Postado por Simão Pessoa

Por Isabel Lustosa

A primeira música de Nássara não foi “Formosa”. Esta, composta em 1930, chamou-se “Saldo a meu favor”: “No dia em que se acabar este nosso antigo amor, eu já sei que vai sobrar muito saldo a meu favor”. “Formosa”, também não foi a primeira de suas músicas gravadas. Esta se chamou “Para o samba entrar no céu”, e teve como parceiro Almirante.

O mesmo Almirante com quem, no fim da vida, Nássara romperia a ponto de escrever no Pasquim em 26/5/1977: “Este Almirante é repugnante. Rima e é verdade”. O motivo foi que Almirante que, na entrevista de Nássara para o MIS, aparecera por lá só para lembrar que o Nássara era o autor do primeiro jingle, tempos depois, na segunda edição se de seu livro “Nos tempos de Noel Rosa”, corrigiu a informação, dizendo que Nássara apenas dera o ritmo de fado a uma quadrinha que seria na verdade de Luís Peixoto. O que parece não ter fundamento, pois Ademar Casé garantia que o jingle era totalmente de Nássara. E Casé conhecia bem Luís Peixoto, também colaborador de seu programa.

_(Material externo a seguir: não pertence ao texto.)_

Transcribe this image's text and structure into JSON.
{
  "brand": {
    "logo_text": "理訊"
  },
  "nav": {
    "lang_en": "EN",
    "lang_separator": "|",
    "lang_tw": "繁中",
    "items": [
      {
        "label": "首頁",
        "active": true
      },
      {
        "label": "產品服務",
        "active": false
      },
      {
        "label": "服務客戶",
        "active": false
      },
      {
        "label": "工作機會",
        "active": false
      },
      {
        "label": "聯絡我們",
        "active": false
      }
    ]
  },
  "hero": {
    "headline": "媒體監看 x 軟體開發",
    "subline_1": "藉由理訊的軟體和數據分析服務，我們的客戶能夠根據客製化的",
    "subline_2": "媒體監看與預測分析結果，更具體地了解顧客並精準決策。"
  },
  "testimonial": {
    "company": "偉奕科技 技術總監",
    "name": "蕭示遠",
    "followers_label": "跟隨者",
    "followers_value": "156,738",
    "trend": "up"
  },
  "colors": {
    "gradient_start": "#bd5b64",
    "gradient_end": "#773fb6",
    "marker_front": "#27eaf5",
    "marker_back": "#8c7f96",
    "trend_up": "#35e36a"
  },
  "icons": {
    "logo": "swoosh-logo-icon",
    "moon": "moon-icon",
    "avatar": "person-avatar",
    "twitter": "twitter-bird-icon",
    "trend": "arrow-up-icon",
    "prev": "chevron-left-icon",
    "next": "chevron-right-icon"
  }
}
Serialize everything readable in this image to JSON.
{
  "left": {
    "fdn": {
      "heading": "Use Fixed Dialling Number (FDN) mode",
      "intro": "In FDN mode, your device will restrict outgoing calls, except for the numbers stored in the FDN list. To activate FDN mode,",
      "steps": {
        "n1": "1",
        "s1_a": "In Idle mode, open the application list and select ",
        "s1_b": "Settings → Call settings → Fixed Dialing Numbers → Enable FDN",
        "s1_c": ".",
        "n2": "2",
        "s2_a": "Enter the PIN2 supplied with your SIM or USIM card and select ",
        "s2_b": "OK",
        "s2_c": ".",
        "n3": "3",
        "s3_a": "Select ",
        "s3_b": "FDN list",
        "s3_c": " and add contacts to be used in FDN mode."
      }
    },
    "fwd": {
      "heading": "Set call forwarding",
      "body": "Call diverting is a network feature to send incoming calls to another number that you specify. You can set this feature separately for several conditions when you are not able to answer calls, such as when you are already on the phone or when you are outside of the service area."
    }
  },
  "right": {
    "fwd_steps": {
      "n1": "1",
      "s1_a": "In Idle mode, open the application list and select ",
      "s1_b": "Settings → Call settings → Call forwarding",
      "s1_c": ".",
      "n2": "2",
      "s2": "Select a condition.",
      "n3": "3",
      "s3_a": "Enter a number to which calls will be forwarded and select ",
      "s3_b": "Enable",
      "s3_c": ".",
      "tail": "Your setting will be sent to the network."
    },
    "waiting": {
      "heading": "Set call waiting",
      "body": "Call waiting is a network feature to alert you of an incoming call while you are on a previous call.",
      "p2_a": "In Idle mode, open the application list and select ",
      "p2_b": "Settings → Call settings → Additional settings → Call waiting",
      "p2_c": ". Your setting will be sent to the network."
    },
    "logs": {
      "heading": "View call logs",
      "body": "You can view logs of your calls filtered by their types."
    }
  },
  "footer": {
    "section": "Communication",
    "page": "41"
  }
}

Mas já que tanto Nássara quanto Almirante morreram é melhor parar no tempo em que os dois se queriam bem. No clima de amizade que havia e que ficou registrado naquela simpática entrevista do MIS, em fevereiro de 68. Quando o Nássara fez questão de saudar a “maior patente do rádio” contando que uma vez um almirante verdadeiro ligara para reclamar, dizendo que nos registros da Marinha não constava nenhum Almirante Henrique Fores… Amizade da qual se originou esta pérola da poesia popular que é “Para o samba entrar no céu”:

“Eu abaixo, falecido, / Há pouco tempo fugido / Da vida ao negro escarcéu, / Venho, com acatamento, / Fazer um requerimento / Para o samba entrar no céu! / Nosso Senhor do Bonfim / Quando escuta um tamborim / Fica louco de alegria. / Ele é do samba rasgado, / Tá no céu contrariado / Com saudades da Bahia / Pobres das onze mil virgens! / Vivem chorando de dor / Por não poderem cantar: / “Nós sêmo é mêmo do amô!…” / Nossa Senhora da Penha / Também quer que o samba tenha / No céu a sua morada; / Essa Santa Padroeira / Ficaria a vida inteira / Ouvindo uma batucada! / Samba é quase uma oração / Tocada com violão / E batida com pandeiro / Além disso eu já sabia: / Cristo nasceu na Bahia / E até Deus é brasileiro!”

Mas o sucesso de Nássara só veio mesmo com “Formosa”. “Sucesso tão grande que, no ano seguinte, os intérpretes cobraram: Vem cá, você não vai fazer mais nada? Vai ficar dono de uma perna só, uma só música? Aí, eu fiquei quebrando a cabeça, fiquei até envergonhado mesmo, não é? E fiz duas músicas, para o ano seguinte: Maria Rosa e Tipo sete: “O tipo louro vale um tesouro, mas perto do moreno é café pequeno.” E essa música pegou pra diabo também. Aquela briga entre loura e morena e tal.”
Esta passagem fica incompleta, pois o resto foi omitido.